Ich verlasse den Erzgräberweg sehr bald wieder und damit beginnt der letzte Teil dieser Wanderung.
Kilometerweit ist um mich herum jetzt nur noch Luft und Landschaft. Es gibt keinerlei Hindernis mehr für den Blick.
Der Weg rollt manchmal über kleine Kuppen hinweg, aber ich bin ja bereits oben auf der Hochfläche, deshalb brauche ich mich mit steileren Anstiegen nicht mehr zu beschäftigen.

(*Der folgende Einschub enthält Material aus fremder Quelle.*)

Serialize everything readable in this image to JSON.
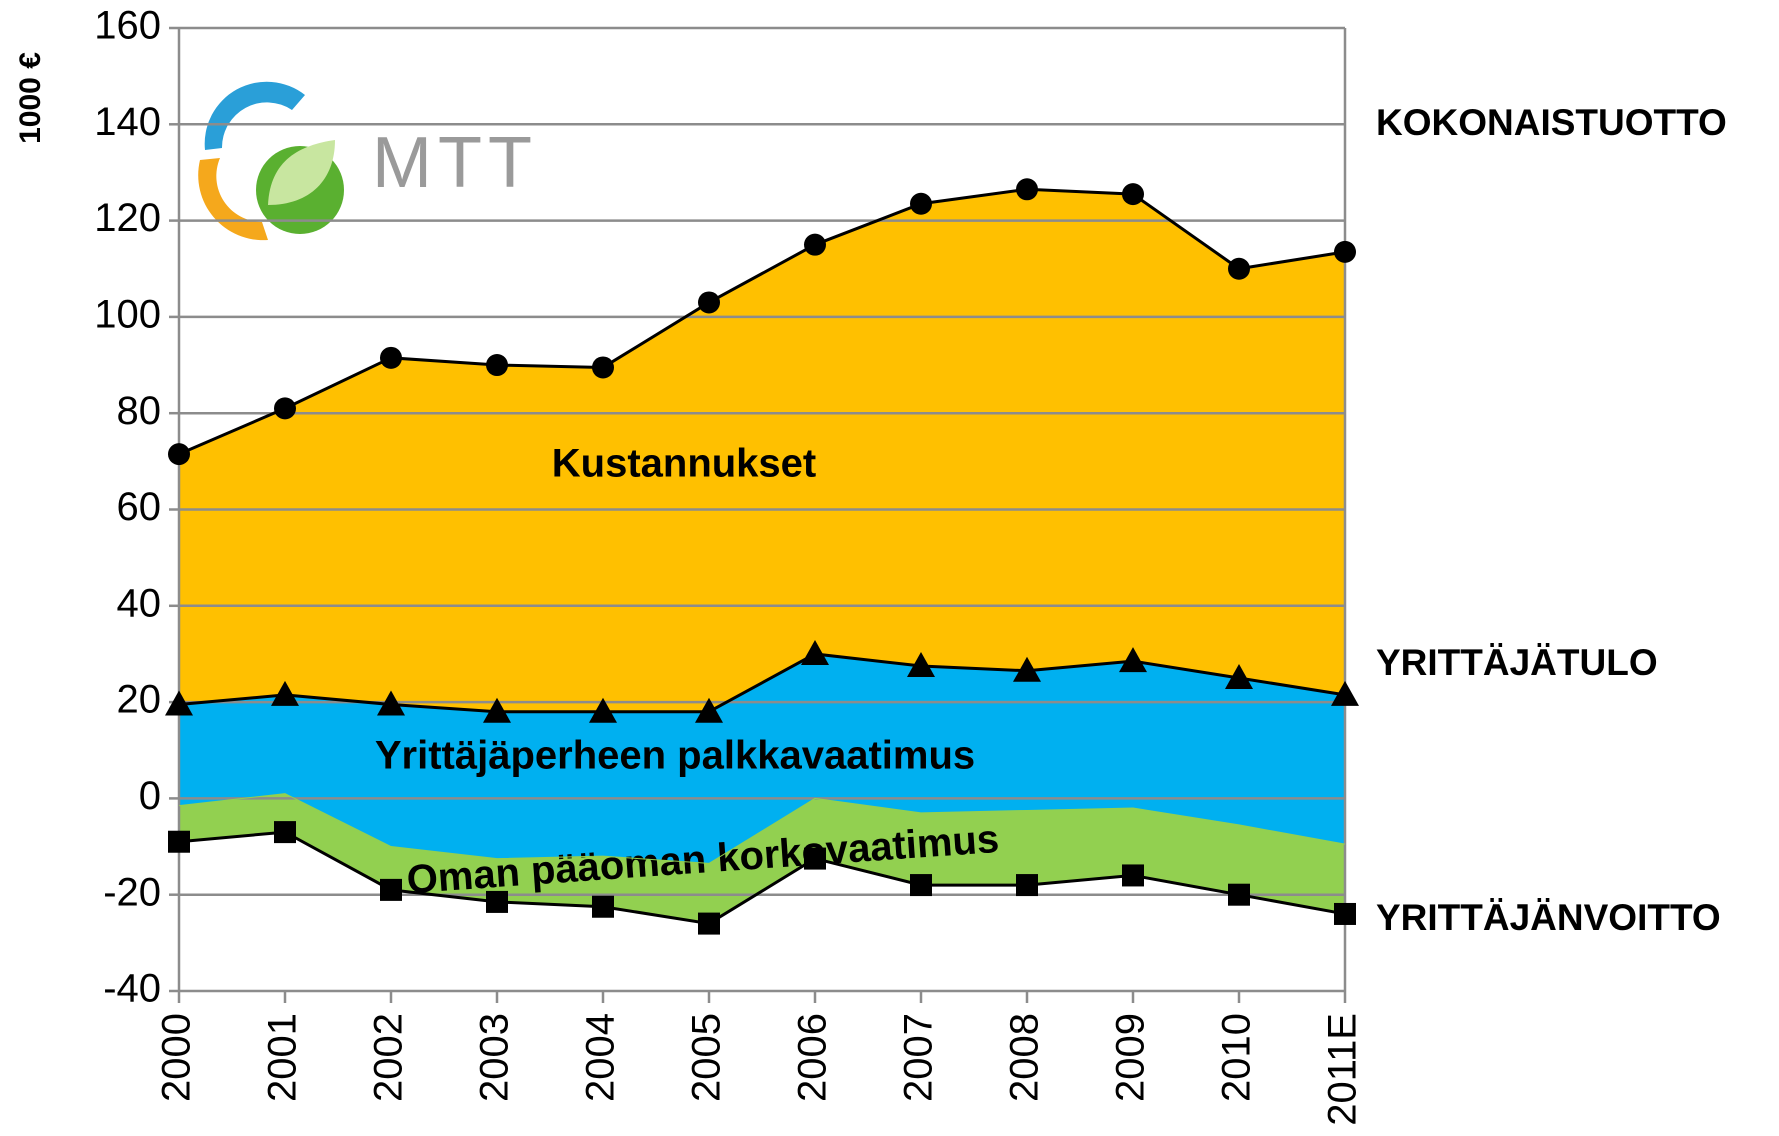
{
  "chart_data": {
    "type": "area",
    "y_label": "1000 €",
    "logo_text": "MTT",
    "categories": [
      "2000",
      "2001",
      "2002",
      "2003",
      "2004",
      "2005",
      "2006",
      "2007",
      "2008",
      "2009",
      "2010",
      "2011E"
    ],
    "ylim": [
      -40,
      160
    ],
    "yticks": [
      -40,
      -20,
      0,
      20,
      40,
      60,
      80,
      100,
      120,
      140,
      160
    ],
    "grid": true,
    "series": [
      {
        "name": "KOKONAISTUOTTO",
        "color": "#000000",
        "marker": "circle",
        "fill": "#ffc000",
        "area_label": "Kustannukset",
        "values": [
          71.5,
          81,
          91.5,
          90,
          89.5,
          103,
          115,
          123.5,
          126.5,
          125.5,
          110,
          113.5
        ]
      },
      {
        "name": "YRITTÄJÄTULO",
        "color": "#000000",
        "marker": "triangle",
        "fill": "#00b0f0",
        "area_label": "Yrittäjäperheen palkkavaatimus",
        "values": [
          19.5,
          21.5,
          19.5,
          18,
          18,
          18,
          30,
          27.5,
          26.5,
          28.5,
          25,
          21.5
        ]
      },
      {
        "name": null,
        "color": "#92d050",
        "marker": null,
        "fill": "#92d050",
        "area_label": "Oman pääoman korkovaatimus",
        "values": [
          -1.5,
          1,
          -10,
          -12.5,
          -12,
          -13.5,
          0,
          -3,
          -2.5,
          -2,
          -5.5,
          -9.5
        ]
      },
      {
        "name": "YRITTÄJÄNVOITTO",
        "color": "#000000",
        "marker": "square",
        "fill": null,
        "area_label": null,
        "values": [
          -9,
          -7,
          -19,
          -21.5,
          -22.5,
          -26,
          -12.5,
          -18,
          -18,
          -16,
          -20,
          -24
        ]
      }
    ]
  }
}
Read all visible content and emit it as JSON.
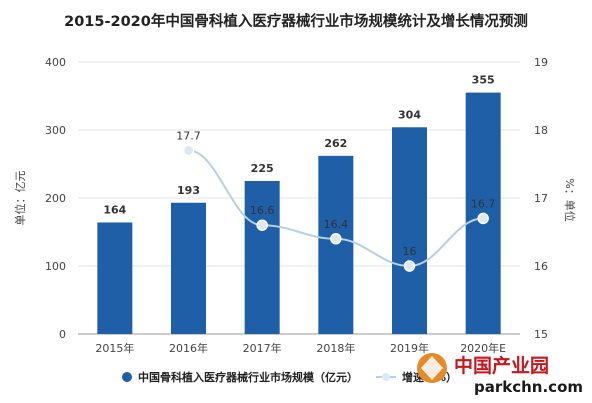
{
  "chart_data": {
    "type": "bar+line",
    "title": "2015-2020年中国骨科植入医疗器械行业市场规模统计及增长情况预测",
    "categories": [
      "2015年",
      "2016年",
      "2017年",
      "2018年",
      "2019年",
      "2020年E"
    ],
    "series": [
      {
        "name": "中国骨科植入医疗器械行业市场规模（亿元）",
        "type": "bar",
        "axis": "left",
        "values": [
          164,
          193,
          225,
          262,
          304,
          355
        ]
      },
      {
        "name": "增速（%）",
        "type": "line",
        "axis": "right",
        "values": [
          null,
          17.7,
          16.6,
          16.4,
          16.0,
          16.7
        ]
      }
    ],
    "ylabel": "单位：亿元",
    "y2label": "%：单位",
    "ylim": [
      0,
      400
    ],
    "y2lim": [
      15,
      19
    ],
    "yticks": [
      "0",
      "100",
      "200",
      "300",
      "400"
    ],
    "y2ticks": [
      "15",
      "16",
      "17",
      "18",
      "19"
    ],
    "legend_position": "bottom",
    "colors": {
      "bar": "#1f5fa8",
      "line": "#b7d0e6",
      "point": "#dce9f5"
    }
  },
  "logo": {
    "text": "中国产业园",
    "url": "parkchn.com"
  }
}
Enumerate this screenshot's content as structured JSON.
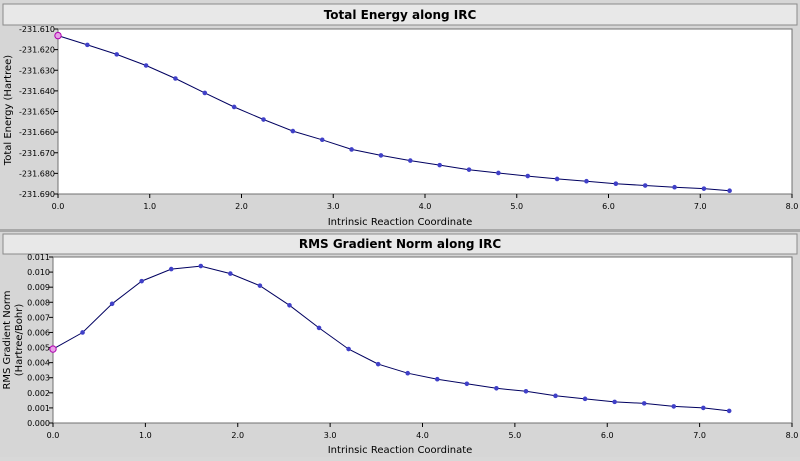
{
  "chart_data": [
    {
      "type": "line",
      "title": "Total Energy along IRC",
      "xlabel": "Intrinsic Reaction Coordinate",
      "ylabel": "Total Energy (Hartree)",
      "xlim": [
        0.0,
        8.0
      ],
      "ylim": [
        -231.69,
        -231.61
      ],
      "xticks": [
        "0.0",
        "1.0",
        "2.0",
        "3.0",
        "4.0",
        "5.0",
        "6.0",
        "7.0",
        "8.0"
      ],
      "yticks": [
        "-231.610",
        "-231.620",
        "-231.630",
        "-231.640",
        "-231.650",
        "-231.660",
        "-231.670",
        "-231.680",
        "-231.690"
      ],
      "grid": false,
      "line_color": "#000060",
      "marker_color": "#4040c8",
      "highlight_color": "#b000b0",
      "x": [
        0.0,
        0.32,
        0.64,
        0.96,
        1.28,
        1.6,
        1.92,
        2.24,
        2.56,
        2.88,
        3.2,
        3.52,
        3.84,
        4.16,
        4.48,
        4.8,
        5.12,
        5.44,
        5.76,
        6.08,
        6.4,
        6.72,
        7.04,
        7.32
      ],
      "y": [
        -231.6132,
        -231.6177,
        -231.6223,
        -231.6277,
        -231.634,
        -231.641,
        -231.6478,
        -231.6539,
        -231.6595,
        -231.6637,
        -231.6684,
        -231.6713,
        -231.6738,
        -231.676,
        -231.6782,
        -231.6798,
        -231.6813,
        -231.6827,
        -231.6838,
        -231.685,
        -231.6859,
        -231.6867,
        -231.6874,
        -231.6884
      ],
      "highlight_index": 0
    },
    {
      "type": "line",
      "title": "RMS Gradient Norm along IRC",
      "xlabel": "Intrinsic Reaction Coordinate",
      "ylabel": "RMS Gradient Norm",
      "ylabel2": "(Hartree/Bohr)",
      "xlim": [
        0.0,
        8.0
      ],
      "ylim": [
        0.0,
        0.011
      ],
      "xticks": [
        "0.0",
        "1.0",
        "2.0",
        "3.0",
        "4.0",
        "5.0",
        "6.0",
        "7.0",
        "8.0"
      ],
      "yticks": [
        "0.011",
        "0.010",
        "0.009",
        "0.008",
        "0.007",
        "0.006",
        "0.005",
        "0.004",
        "0.003",
        "0.002",
        "0.001",
        "0.000"
      ],
      "grid": false,
      "line_color": "#000060",
      "marker_color": "#4040c8",
      "highlight_color": "#b000b0",
      "x": [
        0.0,
        0.32,
        0.64,
        0.96,
        1.28,
        1.6,
        1.92,
        2.24,
        2.56,
        2.88,
        3.2,
        3.52,
        3.84,
        4.16,
        4.48,
        4.8,
        5.12,
        5.44,
        5.76,
        6.08,
        6.4,
        6.72,
        7.04,
        7.32
      ],
      "y": [
        0.0049,
        0.006,
        0.0079,
        0.0094,
        0.0102,
        0.0104,
        0.0099,
        0.0091,
        0.0078,
        0.0063,
        0.0049,
        0.0039,
        0.0033,
        0.0029,
        0.0026,
        0.0023,
        0.0021,
        0.0018,
        0.0016,
        0.0014,
        0.0013,
        0.0011,
        0.001,
        0.0008
      ],
      "highlight_index": 0
    }
  ]
}
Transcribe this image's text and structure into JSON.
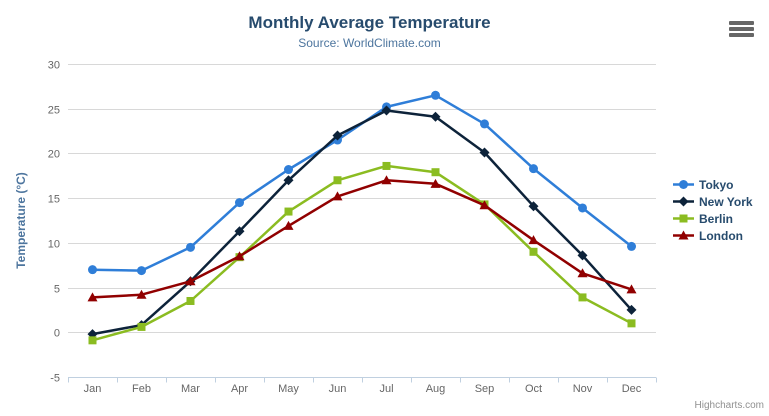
{
  "chart": {
    "title": "Monthly Average Temperature",
    "subtitle": "Source: WorldClimate.com",
    "credits": "Highcharts.com",
    "export_menu_icon": "hamburger-icon"
  },
  "chart_data": {
    "type": "line",
    "title": "Monthly Average Temperature",
    "subtitle": "Source: WorldClimate.com",
    "categories": [
      "Jan",
      "Feb",
      "Mar",
      "Apr",
      "May",
      "Jun",
      "Jul",
      "Aug",
      "Sep",
      "Oct",
      "Nov",
      "Dec"
    ],
    "series": [
      {
        "name": "Tokyo",
        "color": "#2f7ed8",
        "marker": "circle",
        "values": [
          7.0,
          6.9,
          9.5,
          14.5,
          18.2,
          21.5,
          25.2,
          26.5,
          23.3,
          18.3,
          13.9,
          9.6
        ]
      },
      {
        "name": "New York",
        "color": "#0d233a",
        "marker": "diamond",
        "values": [
          -0.2,
          0.8,
          5.7,
          11.3,
          17.0,
          22.0,
          24.8,
          24.1,
          20.1,
          14.1,
          8.6,
          2.5
        ]
      },
      {
        "name": "Berlin",
        "color": "#8bbc21",
        "marker": "square",
        "values": [
          -0.9,
          0.6,
          3.5,
          8.4,
          13.5,
          17.0,
          18.6,
          17.9,
          14.3,
          9.0,
          3.9,
          1.0
        ]
      },
      {
        "name": "London",
        "color": "#910000",
        "marker": "triangle",
        "values": [
          3.9,
          4.2,
          5.7,
          8.5,
          11.9,
          15.2,
          17.0,
          16.6,
          14.2,
          10.3,
          6.6,
          4.8
        ]
      }
    ],
    "xlabel": "",
    "ylabel": "Temperature (°C)",
    "ylim": [
      -5,
      30
    ],
    "ytick_step": 5,
    "grid": true,
    "legend_position": "right"
  },
  "colors": {
    "title": "#274b6d",
    "subtitle": "#4d759e",
    "axis_labels": "#666666",
    "axis_title": "#4d759e",
    "grid_line": "#d8d8d8",
    "axis_line": "#c0d0e0",
    "legend_text": "#274b6d",
    "credits": "#909090",
    "background": "#ffffff"
  }
}
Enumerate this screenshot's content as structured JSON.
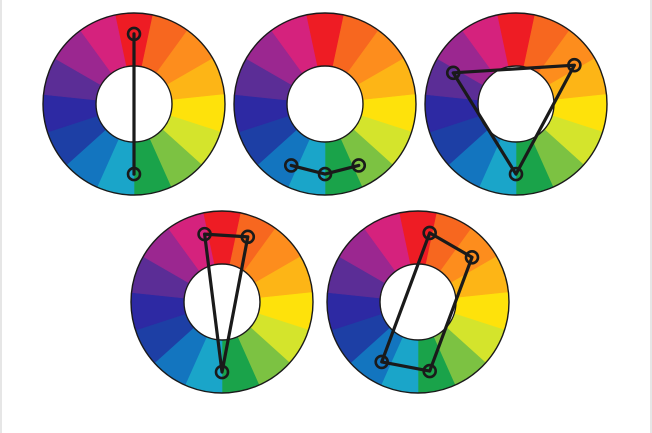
{
  "palette": {
    "segment_colors": [
      "#ee1c24",
      "#f7671f",
      "#fd8d1d",
      "#fdb516",
      "#fee20b",
      "#d4e42c",
      "#7cc242",
      "#1aa34a",
      "#1aa5c9",
      "#1375bf",
      "#1d3fa5",
      "#2d29a3",
      "#5b2d96",
      "#9b2790",
      "#d5227d"
    ],
    "outline": "#1a1a1a",
    "hole": "#ffffff",
    "background": "#ffffff"
  },
  "wheels": [
    {
      "name": "complementary-scheme-wheel",
      "scheme": "complementary",
      "points": [
        0,
        7.5
      ],
      "shape": "open"
    },
    {
      "name": "analogous-scheme-wheel",
      "scheme": "analogous",
      "points": [
        8.7,
        7.5,
        6.3
      ],
      "shape": "open"
    },
    {
      "name": "triadic-scheme-wheel",
      "scheme": "triadic",
      "points": [
        12.35,
        2.35,
        7.5
      ],
      "shape": "closed"
    },
    {
      "name": "split-complementary-scheme-wheel",
      "scheme": "split-complementary",
      "points": [
        14.4,
        0.9,
        7.5
      ],
      "shape": "closed"
    },
    {
      "name": "tetradic-scheme-wheel",
      "scheme": "tetradic",
      "points": [
        0.4,
        2.1,
        7.1,
        8.8
      ],
      "shape": "closed"
    }
  ]
}
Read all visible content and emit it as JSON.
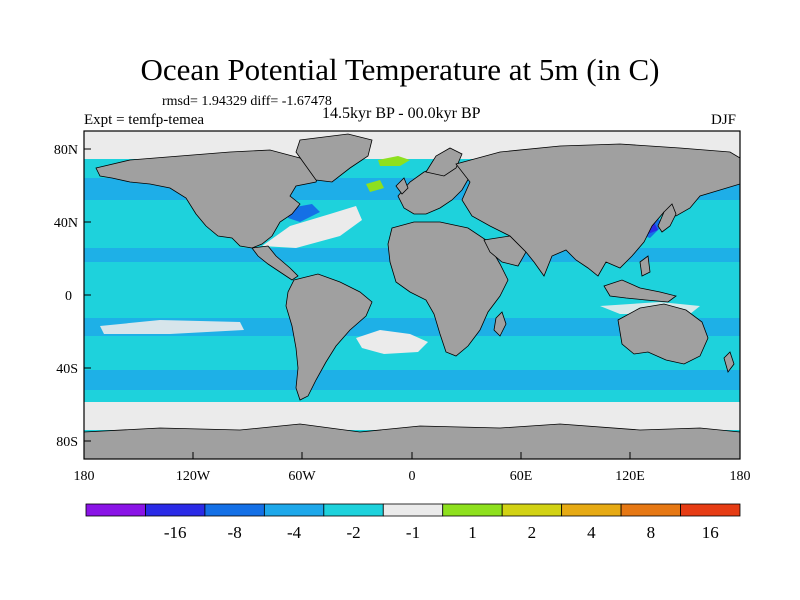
{
  "title": "Ocean Potential Temperature at 5m (in C)",
  "stats_line": "rmsd= 1.94329  diff= -1.67478",
  "experiment_label": "Expt = temfp-temea",
  "period_label": "14.5kyr BP - 00.0kyr BP",
  "season_label": "DJF",
  "chart_data": {
    "type": "heatmap",
    "title": "Ocean Potential Temperature at 5m (in C)",
    "variable": "Ocean potential temperature difference at 5m",
    "units": "C",
    "x_axis": {
      "range": [
        -180,
        180
      ],
      "ticks": [
        {
          "value": -180,
          "label": "180"
        },
        {
          "value": -120,
          "label": "120W"
        },
        {
          "value": -60,
          "label": "60W"
        },
        {
          "value": 0,
          "label": "0"
        },
        {
          "value": 60,
          "label": "60E"
        },
        {
          "value": 120,
          "label": "120E"
        },
        {
          "value": 180,
          "label": "180"
        }
      ]
    },
    "y_axis": {
      "range": [
        -90,
        90
      ],
      "ticks": [
        {
          "value": 80,
          "label": "80N"
        },
        {
          "value": 40,
          "label": "40N"
        },
        {
          "value": 0,
          "label": "0"
        },
        {
          "value": -40,
          "label": "40S"
        },
        {
          "value": -80,
          "label": "80S"
        }
      ]
    },
    "colorbar": {
      "levels": [
        {
          "label": "",
          "color": "#8a14e6"
        },
        {
          "label": "-16",
          "color": "#2a2ae6"
        },
        {
          "label": "-8",
          "color": "#1470e6"
        },
        {
          "label": "-4",
          "color": "#1ea8ea"
        },
        {
          "label": "-2",
          "color": "#1ed2dc"
        },
        {
          "label": "-1",
          "color": "#ebebeb"
        },
        {
          "label": "1",
          "color": "#8ee01e"
        },
        {
          "label": "2",
          "color": "#d2d214"
        },
        {
          "label": "4",
          "color": "#e6aa14"
        },
        {
          "label": "8",
          "color": "#e67814"
        },
        {
          "label": "16",
          "color": "#e63c14"
        }
      ]
    }
  },
  "colors": {
    "land": "#a0a0a0",
    "ocean_cyan": "#1ed2dc",
    "ocean_blue": "#1ea8ea",
    "ocean_dark": "#1470e6",
    "neutral": "#ebebeb"
  }
}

Ich bin mittlerweile mehr als 30 Kilometer gegangen und trotzdem fühlt sich das Gehen über diesen im Nachmittagslicht schimmernden Asphaltweg ebenso sehr nach Anfang an wie nach Abschluss.

Einmal, an einer Bank am Rande des Weges, von der aus man einen schönen Blick ins Tal und auf die angrenzenden Hügellinien hat, halte ich kurz inne.
Der Sonnenuntergang ist noch zwei, drei Stunden entfernt und nirgends ist auch nur eine Ahnung abendlicher Schatten auszumachen.
Überall auf den Wegen verteilt, nah wie fern, Menschen.
Einen Moment lang ist ein Lachen zu hören. Ich kann es nicht genau orten, es ist, als schwebe es irgendwo über dem Erdboden. Dann ist der Moment vorüber und Stille setzt wieder ein.